Drug addiction, a profitable business model
As of 2016, the Sackler family was the 19th richest family in the US, according to Forbes, with a net worth of 13 billion dollars. In 2017, the New Yorker published an account of how the Sackler-owned company Purdue Pharma has profited off of aggressively marketing the painkiller Oxycontin for a wider use than just patients with terminal diseases. Their marketing scheme involved paying doctors to produce studies that paint the drug as the least addictive painkiller there is, and then aggressively market the drug to other doctors, based on those studies. But The New Yorker reports that the drug’s sole active ingredient is oxycodone, “a chemical cousin of heroin which is up to twice as powerful as morphine”.

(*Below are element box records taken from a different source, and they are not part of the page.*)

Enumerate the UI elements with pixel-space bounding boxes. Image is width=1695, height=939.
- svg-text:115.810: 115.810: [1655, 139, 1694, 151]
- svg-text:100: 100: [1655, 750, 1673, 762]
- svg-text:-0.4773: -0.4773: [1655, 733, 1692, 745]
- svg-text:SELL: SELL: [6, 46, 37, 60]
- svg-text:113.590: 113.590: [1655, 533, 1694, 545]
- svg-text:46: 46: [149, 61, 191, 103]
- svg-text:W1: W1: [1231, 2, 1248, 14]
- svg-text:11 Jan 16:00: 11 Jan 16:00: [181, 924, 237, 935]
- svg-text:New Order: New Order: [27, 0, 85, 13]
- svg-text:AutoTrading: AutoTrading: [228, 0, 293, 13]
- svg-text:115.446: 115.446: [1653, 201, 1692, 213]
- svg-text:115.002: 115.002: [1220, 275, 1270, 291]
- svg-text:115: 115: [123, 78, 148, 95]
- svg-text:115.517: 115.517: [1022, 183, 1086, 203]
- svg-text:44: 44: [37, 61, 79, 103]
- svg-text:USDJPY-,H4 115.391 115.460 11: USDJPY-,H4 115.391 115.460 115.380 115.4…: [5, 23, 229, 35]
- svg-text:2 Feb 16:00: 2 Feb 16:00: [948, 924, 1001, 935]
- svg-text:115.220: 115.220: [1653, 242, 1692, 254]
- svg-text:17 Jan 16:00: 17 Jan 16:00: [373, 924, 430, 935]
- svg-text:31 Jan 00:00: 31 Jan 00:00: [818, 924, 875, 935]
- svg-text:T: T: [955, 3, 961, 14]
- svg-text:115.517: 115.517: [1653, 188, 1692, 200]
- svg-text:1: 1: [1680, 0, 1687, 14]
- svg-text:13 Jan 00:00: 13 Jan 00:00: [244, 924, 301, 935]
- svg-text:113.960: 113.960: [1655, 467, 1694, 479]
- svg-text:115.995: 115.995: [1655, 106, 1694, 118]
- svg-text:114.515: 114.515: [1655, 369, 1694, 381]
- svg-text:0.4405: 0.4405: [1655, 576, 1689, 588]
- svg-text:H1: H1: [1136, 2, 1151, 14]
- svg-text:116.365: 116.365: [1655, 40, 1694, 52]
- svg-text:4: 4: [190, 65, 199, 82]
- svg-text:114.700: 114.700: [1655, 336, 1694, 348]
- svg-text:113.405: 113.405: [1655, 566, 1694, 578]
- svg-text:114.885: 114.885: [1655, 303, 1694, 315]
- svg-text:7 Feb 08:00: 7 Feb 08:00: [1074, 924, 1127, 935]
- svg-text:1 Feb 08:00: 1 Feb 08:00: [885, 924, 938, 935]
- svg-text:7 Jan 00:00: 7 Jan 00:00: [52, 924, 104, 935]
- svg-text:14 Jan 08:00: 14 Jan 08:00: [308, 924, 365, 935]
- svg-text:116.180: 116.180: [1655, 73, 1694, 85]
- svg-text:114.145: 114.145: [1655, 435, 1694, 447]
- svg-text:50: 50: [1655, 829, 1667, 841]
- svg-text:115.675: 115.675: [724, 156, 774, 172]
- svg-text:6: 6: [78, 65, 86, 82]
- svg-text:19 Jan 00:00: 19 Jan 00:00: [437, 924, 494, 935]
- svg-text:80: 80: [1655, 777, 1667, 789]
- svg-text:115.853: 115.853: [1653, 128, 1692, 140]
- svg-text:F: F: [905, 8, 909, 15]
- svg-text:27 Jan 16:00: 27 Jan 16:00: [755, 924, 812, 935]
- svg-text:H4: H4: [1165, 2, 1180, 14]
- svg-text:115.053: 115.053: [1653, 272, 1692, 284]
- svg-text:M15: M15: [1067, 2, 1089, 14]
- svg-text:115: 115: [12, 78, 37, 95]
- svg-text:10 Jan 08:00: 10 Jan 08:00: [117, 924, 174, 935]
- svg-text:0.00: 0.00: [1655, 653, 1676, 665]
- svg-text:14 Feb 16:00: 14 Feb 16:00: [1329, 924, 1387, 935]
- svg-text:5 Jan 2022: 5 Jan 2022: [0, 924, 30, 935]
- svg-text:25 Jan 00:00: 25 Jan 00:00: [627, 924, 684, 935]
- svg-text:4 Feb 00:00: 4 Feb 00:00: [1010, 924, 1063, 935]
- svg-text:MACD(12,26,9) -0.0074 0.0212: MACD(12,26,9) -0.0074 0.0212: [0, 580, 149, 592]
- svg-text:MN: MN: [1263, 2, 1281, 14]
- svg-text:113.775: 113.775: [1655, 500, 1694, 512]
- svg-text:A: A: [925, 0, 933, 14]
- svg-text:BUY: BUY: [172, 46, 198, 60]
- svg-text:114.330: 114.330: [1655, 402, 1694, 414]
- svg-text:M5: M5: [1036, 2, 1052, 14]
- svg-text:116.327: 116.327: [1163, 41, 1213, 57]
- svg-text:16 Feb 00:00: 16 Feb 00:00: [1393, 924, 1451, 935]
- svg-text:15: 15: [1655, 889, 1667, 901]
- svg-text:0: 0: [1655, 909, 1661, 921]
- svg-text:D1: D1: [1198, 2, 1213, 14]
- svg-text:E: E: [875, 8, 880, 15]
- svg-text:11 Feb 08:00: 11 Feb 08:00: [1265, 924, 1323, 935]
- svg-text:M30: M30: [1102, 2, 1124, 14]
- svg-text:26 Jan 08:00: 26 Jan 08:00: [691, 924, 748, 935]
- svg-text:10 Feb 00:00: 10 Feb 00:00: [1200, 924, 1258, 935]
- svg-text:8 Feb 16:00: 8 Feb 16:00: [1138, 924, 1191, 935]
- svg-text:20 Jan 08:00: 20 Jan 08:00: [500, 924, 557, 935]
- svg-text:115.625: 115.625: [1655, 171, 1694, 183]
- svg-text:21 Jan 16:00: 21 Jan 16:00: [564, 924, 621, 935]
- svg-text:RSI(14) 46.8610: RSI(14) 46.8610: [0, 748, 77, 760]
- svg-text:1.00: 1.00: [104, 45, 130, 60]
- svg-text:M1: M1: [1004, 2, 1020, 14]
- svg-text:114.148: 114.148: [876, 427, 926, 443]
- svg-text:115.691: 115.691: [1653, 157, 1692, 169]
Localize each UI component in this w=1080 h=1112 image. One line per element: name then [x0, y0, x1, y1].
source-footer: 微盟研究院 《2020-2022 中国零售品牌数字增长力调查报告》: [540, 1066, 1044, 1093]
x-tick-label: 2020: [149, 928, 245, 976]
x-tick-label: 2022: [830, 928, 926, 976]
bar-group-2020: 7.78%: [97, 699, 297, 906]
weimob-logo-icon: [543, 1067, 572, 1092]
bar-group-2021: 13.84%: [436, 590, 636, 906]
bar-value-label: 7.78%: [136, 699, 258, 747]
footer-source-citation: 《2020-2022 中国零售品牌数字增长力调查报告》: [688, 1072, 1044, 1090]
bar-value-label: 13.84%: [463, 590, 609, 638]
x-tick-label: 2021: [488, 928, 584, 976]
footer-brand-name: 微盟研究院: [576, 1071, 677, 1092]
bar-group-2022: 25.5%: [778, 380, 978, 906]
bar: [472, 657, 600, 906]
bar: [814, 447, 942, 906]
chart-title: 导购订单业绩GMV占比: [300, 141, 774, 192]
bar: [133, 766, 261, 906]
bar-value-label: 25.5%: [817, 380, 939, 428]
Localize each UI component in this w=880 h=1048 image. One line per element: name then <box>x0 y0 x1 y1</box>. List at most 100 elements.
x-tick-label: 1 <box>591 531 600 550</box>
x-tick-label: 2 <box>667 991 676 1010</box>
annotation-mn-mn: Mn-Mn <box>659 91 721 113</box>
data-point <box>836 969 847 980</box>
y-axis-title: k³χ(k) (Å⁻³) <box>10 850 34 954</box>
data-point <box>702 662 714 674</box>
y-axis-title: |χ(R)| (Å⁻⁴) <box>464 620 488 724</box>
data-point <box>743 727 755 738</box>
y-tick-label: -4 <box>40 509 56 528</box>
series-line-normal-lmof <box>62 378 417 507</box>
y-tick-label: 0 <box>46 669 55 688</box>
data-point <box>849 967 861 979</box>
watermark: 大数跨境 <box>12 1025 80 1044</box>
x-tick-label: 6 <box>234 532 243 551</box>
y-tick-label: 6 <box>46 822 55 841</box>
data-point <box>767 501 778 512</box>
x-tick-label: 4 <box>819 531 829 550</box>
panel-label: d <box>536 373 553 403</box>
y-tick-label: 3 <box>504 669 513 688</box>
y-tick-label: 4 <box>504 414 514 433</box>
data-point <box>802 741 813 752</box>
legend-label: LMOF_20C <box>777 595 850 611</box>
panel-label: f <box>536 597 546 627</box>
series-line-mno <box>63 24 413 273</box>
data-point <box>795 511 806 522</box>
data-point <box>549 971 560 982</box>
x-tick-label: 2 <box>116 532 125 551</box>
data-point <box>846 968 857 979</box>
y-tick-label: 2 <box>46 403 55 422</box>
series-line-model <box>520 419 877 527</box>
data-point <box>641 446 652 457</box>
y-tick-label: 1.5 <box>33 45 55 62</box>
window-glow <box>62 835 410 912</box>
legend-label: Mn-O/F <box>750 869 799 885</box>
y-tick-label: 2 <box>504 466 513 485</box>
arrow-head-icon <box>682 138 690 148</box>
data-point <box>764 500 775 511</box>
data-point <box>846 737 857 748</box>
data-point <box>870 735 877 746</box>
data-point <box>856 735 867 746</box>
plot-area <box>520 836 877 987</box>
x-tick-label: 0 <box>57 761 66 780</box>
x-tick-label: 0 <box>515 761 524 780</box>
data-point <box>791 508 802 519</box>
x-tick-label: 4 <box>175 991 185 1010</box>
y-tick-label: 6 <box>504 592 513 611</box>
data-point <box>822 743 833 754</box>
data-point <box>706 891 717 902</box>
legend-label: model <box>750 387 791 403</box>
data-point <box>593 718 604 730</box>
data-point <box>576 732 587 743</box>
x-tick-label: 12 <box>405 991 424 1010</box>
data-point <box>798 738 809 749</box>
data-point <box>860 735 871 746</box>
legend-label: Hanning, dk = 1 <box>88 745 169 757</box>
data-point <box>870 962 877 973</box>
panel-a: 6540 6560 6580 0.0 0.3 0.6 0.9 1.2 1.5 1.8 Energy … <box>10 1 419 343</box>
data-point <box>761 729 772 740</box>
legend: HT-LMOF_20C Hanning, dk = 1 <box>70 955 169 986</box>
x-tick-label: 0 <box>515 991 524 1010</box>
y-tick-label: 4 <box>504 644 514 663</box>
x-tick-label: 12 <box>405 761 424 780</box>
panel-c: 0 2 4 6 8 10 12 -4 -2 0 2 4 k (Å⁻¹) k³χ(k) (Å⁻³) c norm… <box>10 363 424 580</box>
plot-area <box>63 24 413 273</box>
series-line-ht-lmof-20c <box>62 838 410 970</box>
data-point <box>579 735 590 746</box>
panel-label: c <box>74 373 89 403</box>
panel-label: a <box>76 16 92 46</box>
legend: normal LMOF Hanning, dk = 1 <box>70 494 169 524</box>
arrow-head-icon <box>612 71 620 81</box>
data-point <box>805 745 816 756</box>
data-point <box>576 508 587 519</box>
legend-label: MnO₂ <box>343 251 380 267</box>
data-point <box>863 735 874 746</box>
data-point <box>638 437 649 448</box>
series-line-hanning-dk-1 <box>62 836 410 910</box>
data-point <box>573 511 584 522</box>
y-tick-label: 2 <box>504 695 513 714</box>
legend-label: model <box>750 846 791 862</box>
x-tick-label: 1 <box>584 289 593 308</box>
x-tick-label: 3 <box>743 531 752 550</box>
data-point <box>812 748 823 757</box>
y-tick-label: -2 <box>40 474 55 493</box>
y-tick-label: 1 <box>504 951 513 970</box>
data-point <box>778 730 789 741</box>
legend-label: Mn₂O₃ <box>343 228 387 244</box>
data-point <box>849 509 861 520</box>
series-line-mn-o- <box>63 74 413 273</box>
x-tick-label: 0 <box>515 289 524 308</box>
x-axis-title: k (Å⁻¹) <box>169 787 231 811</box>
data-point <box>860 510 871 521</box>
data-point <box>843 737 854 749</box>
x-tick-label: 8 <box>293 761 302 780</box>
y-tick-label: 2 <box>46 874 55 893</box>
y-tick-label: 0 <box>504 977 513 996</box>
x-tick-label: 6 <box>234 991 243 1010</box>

As a result, the drug came to be overprescribed and, despite the claims of Purdue Pharma that it is not addictive, many patients became addicted. The scale of this drug epidemic cannot be understated. From 1999 to 2017, over 200,000 Americans have lost their lives in overdoses related to doctor-prescribed opioids. According to the same source, 46 people die every day because of prescription opioids, and Oxycontin is cited as one of the most commonly used. As if this was not enough, when the patients cannot pay for prescription drugs it is extremely likely that they will turn to heroin. 3 out of 4 new users of heroin between 2000 and 2013 have reported misusing prescription opioids before using heroin.
More opioids prescriptions means more potential addicts, which means more deaths and more families torn apart. However, for the Sacklers more prescriptions means more money.
An artist’s response
In March 2018, an activist group led by the photographer Nan Goldin protested at the Metropolitan Museum of Art in New York, in the Sackler Wing of the museum. Nan Goldin is herself a renowned artist, famous for her candid-like photography, often depicting moments in the lives of marginalized people. The protest called for the Guggenheim to stop accepting donations from the Sackler family because of their connection with the opioid crisis.
Another protest against a high-profile art institute who accepts donations from the Sacklers was staged at the Guggenheim in February 2019 by the same group. The protesters stood upon the white balconies, symbolic to the Guggenheim’s modernist architecture, and threw down papers made to look like prescriptions, ironically referencing one of Richard Sackler’s emails where he said that “the launch of OxyContin tablets will be followed by a blizzard of prescriptions that will bury the competition”.
Drug money – it could be your nearest museum that runs on it
Such pressures from the public have caused museums to reconsider their practices regarding donations from the Sackler family. Nonetheless, even if three major museums have signaled a change to come, the Sacklers remain deeply anchored in many cultural institutions from all over the world. The Louvre has the Sackler Wing of Oriental Antiques, the American Museum of Natural History has the Sackler Educational Laboratory, Tufts University has a Sackler graduate school, University of Oxford has a Sackler Library. These are just some of the examples where the Sackler name becomes a part of the institution itself, but there are many other cases where the donations are not as evident.
All in all, the Sacklers seem to have been incredibly devoted patrons of the arts, but they also amassed a great deal of wealth by indirectly causing the deaths of hundreds of thousands of Americans. They are undoubtedly not the only example of benefactors donating money made in an immoral way, and as art critic Roberta Smith notes, this is how museums survive, through the support of the well-off who may be themselves trying to clear their conscience. However, the Sackler case presents a deliberate disregard for the worth of human lives and an exploitation of an already unfair healthcare system.
Drug addiction comes attached with a visceral violence, but we also see it depicted in a hedonistic, tragic and sometimes romantic manner. For some artists, modern art is an escape from the cruel world and tragedy of drug addiction. Many of the artists whose works hang in museums funded by the opioid crisis were addicts themselves.
A common artistic trope is to focus on the margins, and so the Sacklers sponsoring modern art museums can only seem ironic, as they themselves have pushed so many people to the margins of society, to the margins of barely living.
I do find it impractical and unrealistic to ask museums to rid themselves of all donors without a perfect ethical record, but I do find it imperative that they draw a line somewhere. Maybe us, the visitors, also have to consider not only the art but the institution itself. Paintings depicting immense sadness and marginalization might be hanging in front of us as a result of the same kind of human suffering.
Ioana Plesea is a first year in the Euro-American Program. Hailing from Romania, she loves the arts and ranting about Eastern Europe.